Wait for it.
Granted, patience isn't necessarily a virtue – or even a good idea – when it comes to TV, a medium where bad, more often than not, turns to worse. But there are exceptions, and this sitcom from the current master of the form, Chuck Lorre (Two and a Half Men, Mike and Molly, The Big Bang Theory), could be one of them.
A sweetly empathetic Anna Faris makes her TV starring debut here as a newly sober single mother of two clashing with her own newly (or sort of) sober mother, played by the always welcome Allison Janney. Despite their combined appeal, tonight's premiere takes a bit too long to get moving, as writers struggle to get us on board with two characters who might, in other hands, come across as hideously irresponsible. But eventually it does, and they do. And that's what matters.
Certainly, if your idea of the ideal TV mom is Carol Brady, you've come to the wrong place. Christy (Faris) is a waitress who can blame alcohol for a host of bad decisions, from her affair with her married boss (Nate Corddry) to the youthful indiscretions that left her with two children from two different losers. And she's still a model citizen compared to her own mother, Bonnie (Janney), a former coke user and meth cooker with a penchant for younger men.
A not-exactly repentant Bonnie wants back in Christy's life. Christy resists, until she realizes their estrangement is affecting her own children: A sweet younger son (Blake Garrett Rosenthal) and a 16-year-old daughter (Sadie Calvano) who is well on her way to repeating her mother's mistakes.

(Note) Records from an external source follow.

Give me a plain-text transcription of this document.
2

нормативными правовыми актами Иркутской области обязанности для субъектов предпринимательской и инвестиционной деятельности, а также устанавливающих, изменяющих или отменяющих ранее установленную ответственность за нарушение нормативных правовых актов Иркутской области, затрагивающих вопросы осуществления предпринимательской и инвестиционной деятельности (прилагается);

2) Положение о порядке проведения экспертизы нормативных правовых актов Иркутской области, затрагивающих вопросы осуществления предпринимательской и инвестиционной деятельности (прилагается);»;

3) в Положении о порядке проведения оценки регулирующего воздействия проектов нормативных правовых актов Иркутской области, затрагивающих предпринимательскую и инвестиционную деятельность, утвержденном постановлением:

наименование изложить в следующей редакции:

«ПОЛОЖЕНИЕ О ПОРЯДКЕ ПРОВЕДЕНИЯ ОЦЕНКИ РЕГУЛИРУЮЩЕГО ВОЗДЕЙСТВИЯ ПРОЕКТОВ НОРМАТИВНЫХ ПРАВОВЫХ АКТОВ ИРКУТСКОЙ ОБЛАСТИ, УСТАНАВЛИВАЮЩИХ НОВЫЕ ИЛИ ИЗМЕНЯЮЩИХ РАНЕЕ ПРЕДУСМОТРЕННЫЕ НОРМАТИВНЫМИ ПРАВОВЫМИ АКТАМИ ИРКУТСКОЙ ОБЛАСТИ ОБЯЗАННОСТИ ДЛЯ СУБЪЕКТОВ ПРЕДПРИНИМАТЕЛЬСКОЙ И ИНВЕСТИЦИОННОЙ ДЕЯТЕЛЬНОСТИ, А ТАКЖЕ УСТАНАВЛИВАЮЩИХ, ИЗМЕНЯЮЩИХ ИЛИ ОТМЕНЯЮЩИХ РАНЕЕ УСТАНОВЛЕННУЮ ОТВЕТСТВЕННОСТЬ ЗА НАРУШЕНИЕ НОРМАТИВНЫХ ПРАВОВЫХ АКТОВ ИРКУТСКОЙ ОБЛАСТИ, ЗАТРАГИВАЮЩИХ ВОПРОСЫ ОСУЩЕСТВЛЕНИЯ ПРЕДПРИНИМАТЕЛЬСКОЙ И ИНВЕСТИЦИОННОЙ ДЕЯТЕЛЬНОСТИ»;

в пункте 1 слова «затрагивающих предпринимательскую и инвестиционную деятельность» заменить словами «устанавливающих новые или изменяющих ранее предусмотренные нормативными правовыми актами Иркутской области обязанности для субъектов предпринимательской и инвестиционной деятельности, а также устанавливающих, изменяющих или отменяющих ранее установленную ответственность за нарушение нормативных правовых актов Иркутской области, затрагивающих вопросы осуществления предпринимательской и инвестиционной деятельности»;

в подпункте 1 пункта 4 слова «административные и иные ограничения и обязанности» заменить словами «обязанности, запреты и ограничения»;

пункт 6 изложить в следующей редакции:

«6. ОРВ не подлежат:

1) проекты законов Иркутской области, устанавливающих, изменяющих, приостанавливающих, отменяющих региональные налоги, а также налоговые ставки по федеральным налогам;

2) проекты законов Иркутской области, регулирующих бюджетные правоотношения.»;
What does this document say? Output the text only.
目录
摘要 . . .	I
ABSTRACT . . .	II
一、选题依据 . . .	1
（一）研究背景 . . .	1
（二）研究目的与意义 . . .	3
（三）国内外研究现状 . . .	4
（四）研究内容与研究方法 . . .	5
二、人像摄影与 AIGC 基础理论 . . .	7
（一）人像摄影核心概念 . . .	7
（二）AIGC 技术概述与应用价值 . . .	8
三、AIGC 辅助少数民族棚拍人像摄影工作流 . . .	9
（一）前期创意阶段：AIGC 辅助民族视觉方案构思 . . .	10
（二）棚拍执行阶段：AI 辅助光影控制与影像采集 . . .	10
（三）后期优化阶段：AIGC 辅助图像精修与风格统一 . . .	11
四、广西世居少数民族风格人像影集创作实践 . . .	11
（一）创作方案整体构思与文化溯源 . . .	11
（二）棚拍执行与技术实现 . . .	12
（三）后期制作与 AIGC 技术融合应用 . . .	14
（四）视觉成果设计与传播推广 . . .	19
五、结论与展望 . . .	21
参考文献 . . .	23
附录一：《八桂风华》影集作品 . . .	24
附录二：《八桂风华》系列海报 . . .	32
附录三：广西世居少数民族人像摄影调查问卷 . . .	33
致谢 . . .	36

There's a reality to the emotions on display and the relationships at stake that work in the show's favor, along with a tendency to push past edgy to crude that doesn't. We could probably live without jokes about the daughter's sheets, nor do we need to hear Christy call her mother a prostitute, even if the joke is meant to be ironic.
Still, at its core, Mom has a solid group of characters and a very strong cast (including French Stewart as the restaurant's dictatorial chef) who, by the end of the episode, display the kind of chemistry sitcoms need. And, of course, there's Lorre, who has an almost unmatched ability to fix his shows as they go along, tweaking what works and dumping what doesn't. As witness the transformation of Big Bang from good pilot to great series.
If he can do the same for Mom, the wait will be worth it.